Woody Pitkat finished fourth, with Jon “Johnny Kay” Kievman of Deerfield Beach, FL fighting his way to fifth place. Ryan Preece was credited with fourteenth in the 21-car field. Rowan Pennink, who was fined for post-race contact with Tommy Barrett’s #9 car after the checkered flag, finished sixteenth, with Barrett scored in seventeenth, the final car on the lead lap.
In Victory Lane, Hirschman explained that passing on the bonus money was a business decision. With the Tri-Track title on the line, a win would clinch the title and the $5000 point fund. By comparison, the extra thousand to win was not worth the risk in the long run. (It bears considering that Hirschman’s car was merely average in traffic in July, only coming to life after significant adjustments and a well-timed pit stop.) Preece, with no such guarantee and therefore nothing to lose, had the luxury of taking the gamble. In the long run, the safe bet won out.

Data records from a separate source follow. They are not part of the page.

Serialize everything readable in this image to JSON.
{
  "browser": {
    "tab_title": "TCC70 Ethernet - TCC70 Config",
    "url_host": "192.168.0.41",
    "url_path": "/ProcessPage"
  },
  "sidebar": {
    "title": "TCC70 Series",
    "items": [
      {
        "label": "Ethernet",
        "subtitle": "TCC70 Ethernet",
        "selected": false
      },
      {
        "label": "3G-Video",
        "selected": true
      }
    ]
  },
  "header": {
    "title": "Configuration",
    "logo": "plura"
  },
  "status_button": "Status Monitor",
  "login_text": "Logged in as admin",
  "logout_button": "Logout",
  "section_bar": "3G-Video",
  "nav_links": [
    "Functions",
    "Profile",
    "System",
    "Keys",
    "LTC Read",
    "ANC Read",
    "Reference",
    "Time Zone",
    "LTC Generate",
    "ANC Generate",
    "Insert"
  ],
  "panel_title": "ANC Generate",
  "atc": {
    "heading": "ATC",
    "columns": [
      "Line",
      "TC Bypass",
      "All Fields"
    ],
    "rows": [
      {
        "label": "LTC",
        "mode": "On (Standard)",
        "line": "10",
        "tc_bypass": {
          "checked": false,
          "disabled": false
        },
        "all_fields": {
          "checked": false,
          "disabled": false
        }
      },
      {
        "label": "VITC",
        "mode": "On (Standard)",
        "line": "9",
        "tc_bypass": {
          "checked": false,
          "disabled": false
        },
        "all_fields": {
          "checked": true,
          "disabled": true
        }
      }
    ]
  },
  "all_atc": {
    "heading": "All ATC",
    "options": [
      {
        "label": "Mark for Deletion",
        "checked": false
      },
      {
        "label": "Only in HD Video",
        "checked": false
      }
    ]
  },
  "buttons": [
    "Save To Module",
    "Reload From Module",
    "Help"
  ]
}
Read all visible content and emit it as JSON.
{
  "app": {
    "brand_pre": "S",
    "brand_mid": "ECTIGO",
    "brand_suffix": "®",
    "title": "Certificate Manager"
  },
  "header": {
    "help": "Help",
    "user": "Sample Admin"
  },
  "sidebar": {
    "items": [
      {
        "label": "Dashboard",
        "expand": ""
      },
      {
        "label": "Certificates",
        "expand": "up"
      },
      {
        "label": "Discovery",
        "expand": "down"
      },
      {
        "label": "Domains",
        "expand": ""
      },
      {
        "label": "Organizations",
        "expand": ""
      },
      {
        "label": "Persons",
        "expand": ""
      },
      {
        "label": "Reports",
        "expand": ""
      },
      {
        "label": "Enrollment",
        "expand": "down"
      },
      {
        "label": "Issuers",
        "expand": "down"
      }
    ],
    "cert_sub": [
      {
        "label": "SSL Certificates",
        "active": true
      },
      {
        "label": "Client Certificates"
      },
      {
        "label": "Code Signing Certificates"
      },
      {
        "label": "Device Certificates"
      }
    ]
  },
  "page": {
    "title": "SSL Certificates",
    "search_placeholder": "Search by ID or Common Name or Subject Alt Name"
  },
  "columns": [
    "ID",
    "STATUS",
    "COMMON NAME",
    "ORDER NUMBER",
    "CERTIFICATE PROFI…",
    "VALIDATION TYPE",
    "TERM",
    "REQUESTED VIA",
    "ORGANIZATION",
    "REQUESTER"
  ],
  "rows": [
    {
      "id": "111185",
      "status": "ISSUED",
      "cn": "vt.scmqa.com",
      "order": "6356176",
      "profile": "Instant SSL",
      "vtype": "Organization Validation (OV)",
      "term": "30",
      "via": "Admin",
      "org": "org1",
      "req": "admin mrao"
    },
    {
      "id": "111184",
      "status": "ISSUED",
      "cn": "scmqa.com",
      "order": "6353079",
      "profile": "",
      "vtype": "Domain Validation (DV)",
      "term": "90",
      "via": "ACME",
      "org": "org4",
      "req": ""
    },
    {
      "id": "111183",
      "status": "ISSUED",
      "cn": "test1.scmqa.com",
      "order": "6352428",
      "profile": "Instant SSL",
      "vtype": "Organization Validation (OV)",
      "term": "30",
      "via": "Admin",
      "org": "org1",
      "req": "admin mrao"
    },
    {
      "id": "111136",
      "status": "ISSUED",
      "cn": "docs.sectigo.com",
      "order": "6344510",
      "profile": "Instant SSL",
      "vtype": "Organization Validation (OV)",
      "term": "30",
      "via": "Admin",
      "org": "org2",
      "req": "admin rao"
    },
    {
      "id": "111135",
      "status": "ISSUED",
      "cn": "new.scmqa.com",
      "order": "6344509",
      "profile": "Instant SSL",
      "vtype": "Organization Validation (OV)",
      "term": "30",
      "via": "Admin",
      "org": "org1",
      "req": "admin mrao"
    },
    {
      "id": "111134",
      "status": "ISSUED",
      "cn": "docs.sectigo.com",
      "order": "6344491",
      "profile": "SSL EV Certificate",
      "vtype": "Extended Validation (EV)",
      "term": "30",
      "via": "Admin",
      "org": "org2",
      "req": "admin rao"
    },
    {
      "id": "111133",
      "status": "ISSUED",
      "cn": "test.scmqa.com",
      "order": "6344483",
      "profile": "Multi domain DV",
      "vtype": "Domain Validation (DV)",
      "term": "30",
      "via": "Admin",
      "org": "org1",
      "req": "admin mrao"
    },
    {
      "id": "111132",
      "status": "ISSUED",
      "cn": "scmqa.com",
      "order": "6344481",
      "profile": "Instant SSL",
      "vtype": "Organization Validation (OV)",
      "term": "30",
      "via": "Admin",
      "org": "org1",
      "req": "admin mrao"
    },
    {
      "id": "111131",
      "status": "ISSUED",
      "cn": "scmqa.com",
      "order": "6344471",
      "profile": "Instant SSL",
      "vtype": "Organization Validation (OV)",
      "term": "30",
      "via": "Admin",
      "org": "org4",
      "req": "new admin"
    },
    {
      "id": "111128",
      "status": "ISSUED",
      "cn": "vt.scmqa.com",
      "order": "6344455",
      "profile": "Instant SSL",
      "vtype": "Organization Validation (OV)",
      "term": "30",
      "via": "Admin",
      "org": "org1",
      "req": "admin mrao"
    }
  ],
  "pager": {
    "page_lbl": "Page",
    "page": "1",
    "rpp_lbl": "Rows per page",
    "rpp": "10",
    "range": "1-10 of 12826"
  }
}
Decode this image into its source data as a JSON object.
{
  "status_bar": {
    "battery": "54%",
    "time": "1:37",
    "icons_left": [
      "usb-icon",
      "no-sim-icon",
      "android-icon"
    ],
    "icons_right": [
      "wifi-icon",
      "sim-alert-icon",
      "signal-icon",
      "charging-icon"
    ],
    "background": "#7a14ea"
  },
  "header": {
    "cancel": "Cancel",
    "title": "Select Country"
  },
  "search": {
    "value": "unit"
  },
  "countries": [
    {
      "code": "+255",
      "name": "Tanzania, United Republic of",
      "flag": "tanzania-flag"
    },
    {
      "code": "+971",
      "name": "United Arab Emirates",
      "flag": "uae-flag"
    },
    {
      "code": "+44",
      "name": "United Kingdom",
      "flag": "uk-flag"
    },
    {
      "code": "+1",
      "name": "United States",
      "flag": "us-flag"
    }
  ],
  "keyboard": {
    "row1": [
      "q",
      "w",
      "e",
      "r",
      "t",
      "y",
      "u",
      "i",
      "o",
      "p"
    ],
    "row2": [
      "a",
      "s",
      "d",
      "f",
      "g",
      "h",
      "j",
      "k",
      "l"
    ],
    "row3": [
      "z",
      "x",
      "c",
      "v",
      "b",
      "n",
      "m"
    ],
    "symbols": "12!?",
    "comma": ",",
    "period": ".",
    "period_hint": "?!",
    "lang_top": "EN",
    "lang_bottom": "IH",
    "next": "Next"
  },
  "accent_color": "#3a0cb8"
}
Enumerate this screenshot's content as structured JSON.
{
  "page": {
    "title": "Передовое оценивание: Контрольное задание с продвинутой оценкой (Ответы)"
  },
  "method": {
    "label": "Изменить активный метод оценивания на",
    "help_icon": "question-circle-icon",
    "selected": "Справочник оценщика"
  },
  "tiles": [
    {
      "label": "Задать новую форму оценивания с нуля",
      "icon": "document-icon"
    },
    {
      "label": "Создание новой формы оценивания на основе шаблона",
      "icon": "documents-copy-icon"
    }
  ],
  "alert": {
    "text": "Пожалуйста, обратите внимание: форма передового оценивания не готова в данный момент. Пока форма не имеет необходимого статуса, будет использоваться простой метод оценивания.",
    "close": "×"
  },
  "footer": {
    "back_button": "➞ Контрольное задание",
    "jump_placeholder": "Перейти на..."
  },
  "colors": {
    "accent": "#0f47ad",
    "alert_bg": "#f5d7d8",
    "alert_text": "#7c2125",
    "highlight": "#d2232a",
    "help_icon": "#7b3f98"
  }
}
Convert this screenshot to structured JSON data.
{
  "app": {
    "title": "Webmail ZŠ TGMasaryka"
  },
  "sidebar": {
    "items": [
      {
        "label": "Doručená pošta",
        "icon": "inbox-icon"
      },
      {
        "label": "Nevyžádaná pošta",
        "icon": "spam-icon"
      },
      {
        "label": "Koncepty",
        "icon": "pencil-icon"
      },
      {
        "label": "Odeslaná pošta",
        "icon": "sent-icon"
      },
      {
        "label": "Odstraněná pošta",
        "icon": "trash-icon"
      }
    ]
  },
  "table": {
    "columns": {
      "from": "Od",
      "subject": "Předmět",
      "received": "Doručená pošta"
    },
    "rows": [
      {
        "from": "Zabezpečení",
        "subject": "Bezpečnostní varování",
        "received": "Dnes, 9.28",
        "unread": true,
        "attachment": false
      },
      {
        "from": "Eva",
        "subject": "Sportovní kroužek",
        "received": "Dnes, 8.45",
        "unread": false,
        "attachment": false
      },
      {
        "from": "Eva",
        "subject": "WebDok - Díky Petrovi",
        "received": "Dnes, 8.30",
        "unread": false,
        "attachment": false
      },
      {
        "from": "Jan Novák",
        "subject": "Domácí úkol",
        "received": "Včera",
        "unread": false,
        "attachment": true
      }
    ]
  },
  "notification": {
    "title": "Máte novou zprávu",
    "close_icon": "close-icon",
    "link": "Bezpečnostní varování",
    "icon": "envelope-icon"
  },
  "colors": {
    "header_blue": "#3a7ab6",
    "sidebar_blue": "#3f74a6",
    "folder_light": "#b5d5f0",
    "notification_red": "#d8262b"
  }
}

In an era when most major races are part of a larger sanctioning body or schedule, the Tri-Track Open Modified Series has found a way to balance the security of a points system with the excitement and the unrestricted battleground of open-competition, “run what you brung” racing. The Webber family and Star Speedway planted the seed with their first SBM 125 in 2011. Since then, it has been exciting to see the concept grow in prestige and in scale. Auto racing has been embracing “throwback” promotions over the past few years, and the Tri-Track program is more than a throwback in aesthetics. It represents a throwback in practice.
The Tri-Track Open Modified Series’ final race of 2017 is the Haunted Hundred at Seekonk (MA) Speedway in late October. Even with Hirschman clinching the championship early, there are still points positions and prize money up for grabs. With the other touring series wrapping up their schedules a week or two prior, this should be an open date on the schedule for most of the region’s top Modified competitors.